Hedge fund managers be warned: The masses are coming for you, and they are angry.
At a time of rising populism and increasing income inequality, with state governments and local municipalities strapped for cash and making cuts to essential goods and services, the ultrarich — a class that includes many hedge fund and private equity managers as well as banking executives — have become an increasingly prominent target for unrest. This past weekend activists took to the leafy streets of Greenwich, Connecticut, and the surrounding towns to highlight the growing inequality in that state and to call for tax reforms that would make the wealthiest 1 percent of the state’s population pay more into state and federal coffers.

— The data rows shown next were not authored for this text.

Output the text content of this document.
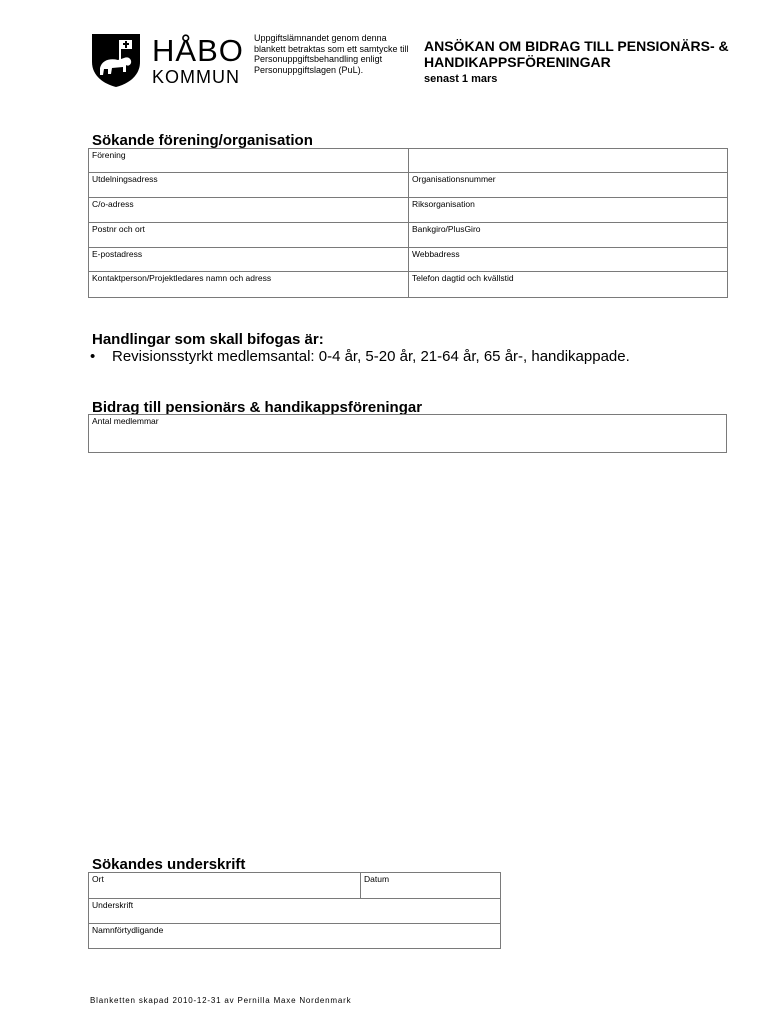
HÅBO
KOMMUN
Uppgiftslämnandet genom denna blankett betraktas som ett samtycke till Personuppgiftsbehandling enligt Personuppgiftslagen (PuL).
ANSÖKAN OM BIDRAG TILL PENSIONÄRS- &
HANDIKAPPSFÖRENINGAR
senast 1 mars
Sökande förening/organisation
Förening	
Utdelningsadress	Organisationsnummer
C/o-adress	Riksorganisation
Postnr och ort	Bankgiro/PlusGiro
E-postadress	Webbadress
Kontaktperson/Projektledares namn och adress	Telefon dagtid och kvällstid
Handlingar som skall bifogas är:
• Revisionsstyrkt medlemsantal: 0-4 år, 5-20 år, 21-64 år, 65 år-, handikappade.
Bidrag till pensionärs & handikappsföreningar
Antal medlemmar
Sökandes underskrift
Ort	Datum
Underskrift
Namnförtydligande
Blanketten skapad 2010-12-31 av Pernilla Maxe Nordenmark
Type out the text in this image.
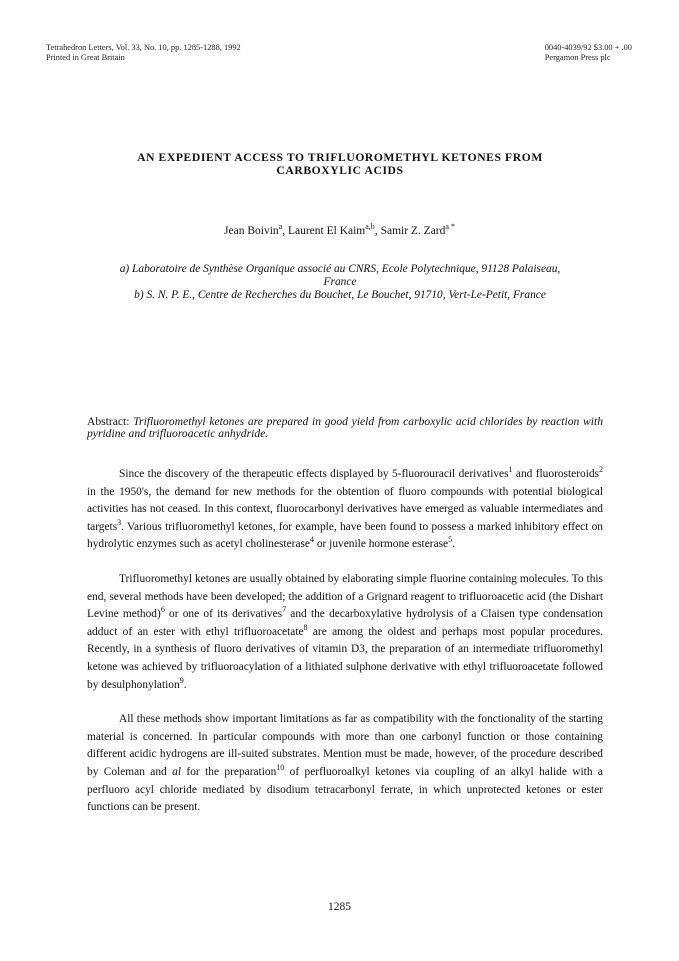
Tetrahedron Letters, Vol. 33, No. 10, pp. 1285-1288, 1992
Printed in Great Britain
0040-4039/92 $3.00 + .00
Pergamon Press plc
AN EXPEDIENT ACCESS TO TRIFLUOROMETHYL KETONES FROM
CARBOXYLIC ACIDS
Jean Boivin$^a$, Laurent El Kaim$^{a,b}$, Samir Z. Zard$^{a *}$

a) Laboratoire de Synthèse Organique associé au CNRS, Ecole Polytechnique, 91128 Palaiseau,

France

b) S. N. P. E., Centre de Recherches du Bouchet, Le Bouchet, 91710, Vert-Le-Petit, France

Abstract: Trifluoromethyl ketones are prepared in good yield from carboxylic acid chlorides by reaction with pyridine and trifluoroacetic anhydride.

Since the discovery of the therapeutic effects displayed by 5-fluorouracil derivatives$^1$ and fluorosteroids$^2$ in the 1950's, the demand for new methods for the obtention of fluoro compounds with potential biological activities has not ceased. In this context, fluorocarbonyl derivatives have emerged as valuable intermediates and targets$^3$. Various trifluoromethyl ketones, for example, have been found to possess a marked inhibitory effect on hydrolytic enzymes such as acetyl cholinesterase$^4$ or juvenile hormone esterase$^5$.

Trifluoromethyl ketones are usually obtained by elaborating simple fluorine containing molecules. To this end, several methods have been developed; the addition of a Grignard reagent to trifluoroacetic acid (the Dishart Levine method)$^6$ or one of its derivatives$^7$ and the decarboxylative hydrolysis of a Claisen type condensation adduct of an ester with ethyl trifluoroacetate$^8$ are among the oldest and perhaps most popular procedures. Recently, in a synthesis of fluoro derivatives of vitamin D3, the preparation of an intermediate trifluoromethyl ketone was achieved by trifluoroacylation of a lithiated sulphone derivative with ethyl trifluoroacetate followed by desulphonylation$^9$.

All these methods show important limitations as far as compatibility with the fonctionality of the starting material is concerned. In particular compounds with more than one carbonyl function or those containing different acidic hydrogens are ill-suited substrates. Mention must be made, however, of the procedure described by Coleman and al for the preparation$^{10}$ of perfluoroalkyl ketones via coupling of an alkyl halide with a perfluoro acyl chloride mediated by disodium tetracarbonyl ferrate, in which unprotected ketones or ester functions can be present.

1285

The “Lifestyles of the Rich & Shameless” bus tour was organized by a number of union-backed community groups, including the Connecticut Working Families Party. Dominic Rushe, a journalist for the Guardian, went along for the ride, reporting that the activists made stops to protest at, among other spots, the homes of Point72 Asset Management founder Steven Cohen and Ray Dalio, the founder of Bridgewater Associates.
Dalio is well aware of the growing populist sentiment in America and what that might mean not just for capitalists like himself but also for capital markets in general. Just last Wednesday the Bridgewater founder, who announced in February that he is stepping back from day-to-day firm management responsibilities when he relinquishes his co-CEO role effective April 15, published a 61-page research paper on the emergence of populism — a phenomenon most clearly manifested in the developed-market countries in the shock election last November of U.S. President Donald Trump.

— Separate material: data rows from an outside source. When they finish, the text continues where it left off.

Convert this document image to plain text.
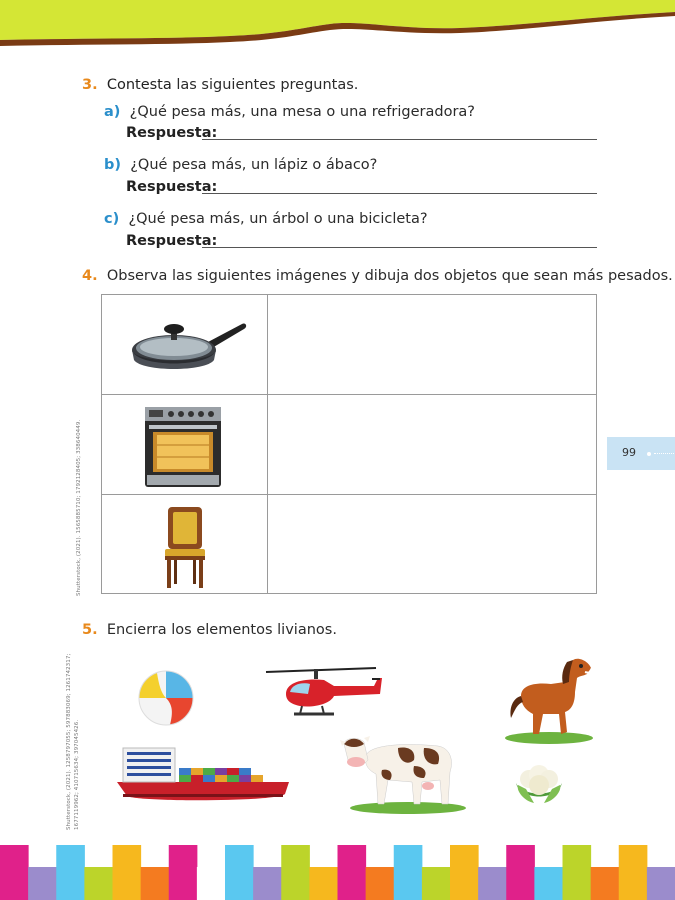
3. Contesta las siguientes preguntas.
a) ¿Qué pesa más, una mesa o una refrigeradora?
Respuesta:
b) ¿Qué pesa más, un lápiz o ábaco?
Respuesta:
c) ¿Qué pesa más, un árbol o una bicicleta?
Respuesta:
4. Observa las siguientes imágenes y dibuja dos objetos que sean más pesados.
99
Shutterstock, (2021). 1565885710; 1792128405; 338640449.
Shutterstock, (2021). 1258797055; 597883069; 1261742317; 1677119962; 410715634; 397045426.
5. Encierra los elementos livianos.
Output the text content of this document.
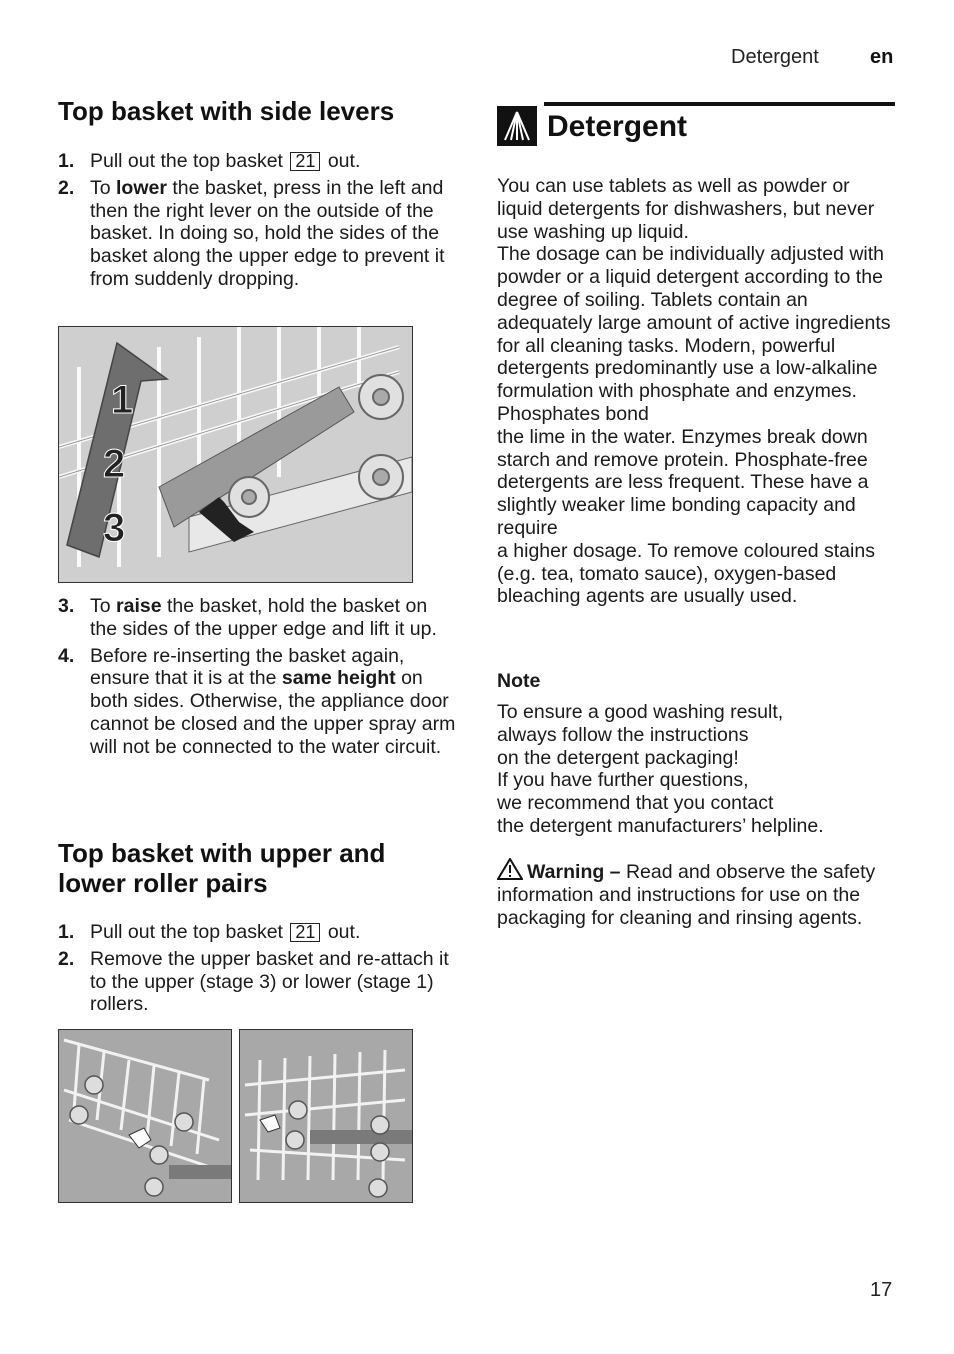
Detergent	en
Top basket with side levers
1. Pull out the top basket 21 out.
2. To lower the basket, press in the left and then the right lever on the outside of the basket. In doing so, hold the sides of the basket along the upper edge to prevent it from suddenly dropping.
1
2
3
3. To raise the basket, hold the basket on the sides of the upper edge and lift it up.
4. Before re-inserting the basket again, ensure that it is at the same height on both sides. Otherwise, the appliance door cannot be closed and the upper spray arm will not be connected to the water circuit.
Top basket with upper and lower roller pairs
1. Pull out the top basket 21 out.
2. Remove the upper basket and re-attach it to the upper (stage 3) or lower (stage 1) rollers.
Detergent

You can use tablets as well as powder or liquid detergents for dishwashers, but never use washing up liquid.

The dosage can be individually adjusted with powder or a liquid detergent according to the degree of soiling. Tablets contain an adequately large amount of active ingredients

for all cleaning tasks. Modern, powerful detergents predominantly use a low-alkaline formulation with phosphate and enzymes. Phosphates bond

the lime in the water. Enzymes break down starch and remove protein. Phosphate-free detergents are less frequent. These have a slightly weaker lime bonding capacity and require

a higher dosage. To remove coloured stains (e.g. tea, tomato sauce), oxygen-based bleaching agents are usually used.

Note

To ensure a good washing result, always follow the instructions

on the detergent packaging!

If you have further questions,

we recommend that you contact

the detergent manufacturers’ helpline.

Warning – Read and observe the safety information and instructions for use on the packaging for cleaning and rinsing agents.

17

“Populism is not well understood because, over the past several decades, it has been infrequent in emerging countries ... and virtually nonexistent in developed countries,” Dalio writes in the paper, which he coauthored. “It is one of those phenomena that comes along in a big way about once a lifetime — like pandemics, depressions, or wars. The last time that it existed as a major force in the world was in the 1930s, when most countries became populist. Over the last year, it has again emerged as a major force.”

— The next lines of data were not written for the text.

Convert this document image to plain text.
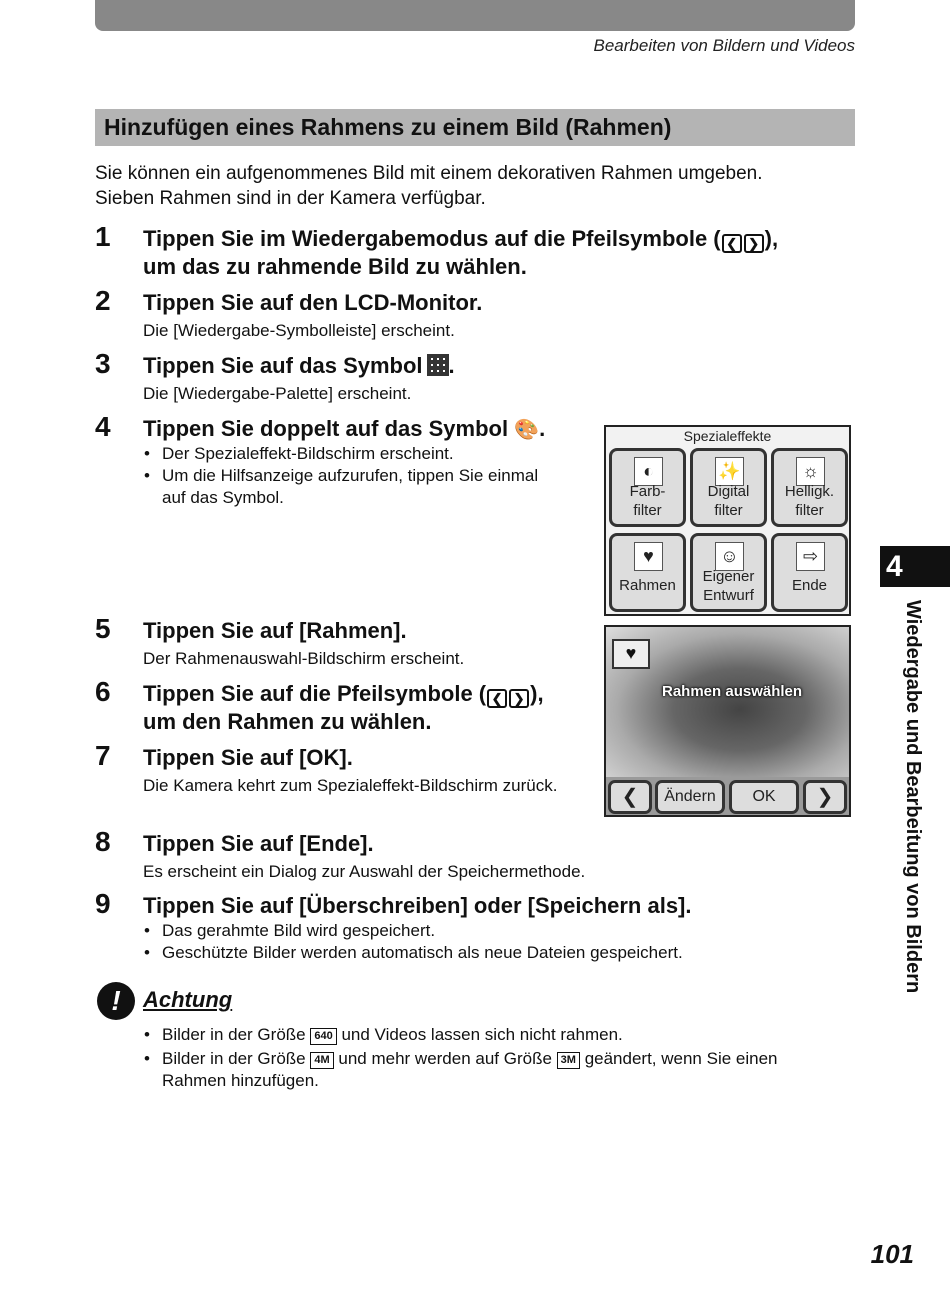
Bearbeiten von Bildern und Videos
Hinzufügen eines Rahmens zu einem Bild (Rahmen)
Sie können ein aufgenommenes Bild mit einem dekorativen Rahmen umgeben.
Sieben Rahmen sind in der Kamera verfügbar.
1 Tippen Sie im Wiedergabemodus auf die Pfeilsymbole ( ❮ ❯ ),
um das zu rahmende Bild zu wählen.
2 Tippen Sie auf den LCD-Monitor.
Die [Wiedergabe-Symbolleiste] erscheint.
3 Tippen Sie auf das Symbol .
Die [Wiedergabe-Palette] erscheint.
4 Tippen Sie doppelt auf das Symbol 🎨.
• Der Spezialeffekt-Bildschirm erscheint.
• Um die Hilfsanzeige aufzurufen, tippen Sie einmal auf das Symbol.
Spezialeffekte
◐
Farb-
filter
✨
Digital
filter
☼
Helligk.
filter
♥
Rahmen
☺
Eigener
Entwurf
⇨
Ende
5 Tippen Sie auf [Rahmen].
Der Rahmenauswahl-Bildschirm erscheint.
6 Tippen Sie auf die Pfeilsymbole ( ❮ ❯ ),
um den Rahmen zu wählen.
7 Tippen Sie auf [OK].
Die Kamera kehrt zum Spezialeffekt-Bildschirm zurück.
♥
Rahmen auswählen
❮	Ändern	OK	❯
8 Tippen Sie auf [Ende].
Es erscheint ein Dialog zur Auswahl der Speichermethode.
9 Tippen Sie auf [Überschreiben] oder [Speichern als].
• Das gerahmte Bild wird gespeichert.
• Geschützte Bilder werden automatisch als neue Dateien gespeichert.
4
Wiedergabe und Bearbeitung von Bildern
!	Achtung
• Bilder in der Größe 640 und Videos lassen sich nicht rahmen.
• Bilder in der Größe 4M und mehr werden auf Größe 3M geändert, wenn Sie einen Rahmen hinzufügen.
101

Dalio says populism today is less rigidly ideological than it was in the 1930s, though it is gaining power rapidly. “Given the extent of it now, over the next year populism will certainly play a greater role in shaping economic policies,” the hedge fund manager writes. “In fact, we believe that populism’s role in shaping economic conditions will probably be more powerful than classic monetary and fiscal policies (as well as a big influence on fiscal policies).” It will also have important international implications — especially given that the new populism is not solely a U.S. phenomenon, but is playing out across the U.K. and the rest of Europe as well.
Just how important the new populism will be, Dalio says, “we can’t yet say. We will learn a lot more over the next year or so as those populists now in office will signal how classically populist they will be and a number of elections will determine how many more populists enter office.”
What is clear is that the groups protesting at the entrance to Dalio’s property this weekend are a very tangible manifestation of the new form of American populism, one that crosses political divides and confounds political analysts. Just one day before the protest in Greenwich, the House Freedom Caucus in Washington — a group made up of far-right Republican members of the U.S. House of Representatives, most of whom were elected as part of the so-called Tea Party movement — had succeeded in stymieing President Trump’s efforts to repeal his predecessor’s health care law.
Whereas Connecticut is home to some of the world’s wealthiest hedge fund managers, the state as a whole also has pockets of extreme poverty, and its finances are in such poor shape that the second-term Governor Dannel Malloy has called for significant cuts, including the restructuring of municipal aid.
The union groups that organized the “Lifestyles of the Rich & Shameless” tour would like to see the in-state hedge fund mangers pay more in taxes. In particular, they are supportive of a bill before the Connecticut state legislature, HB 6973, which would require investment managers to pay a local surcharge on their tax bill. (Similar bills are being put before lawmakers in New York, New Jersey, and Massachusetts to ensure that hedge fund managers do not just up and leave the state for a more favorable jurisdiction nearby.) The Connecticut bill is expected to get a hearing in mid-April.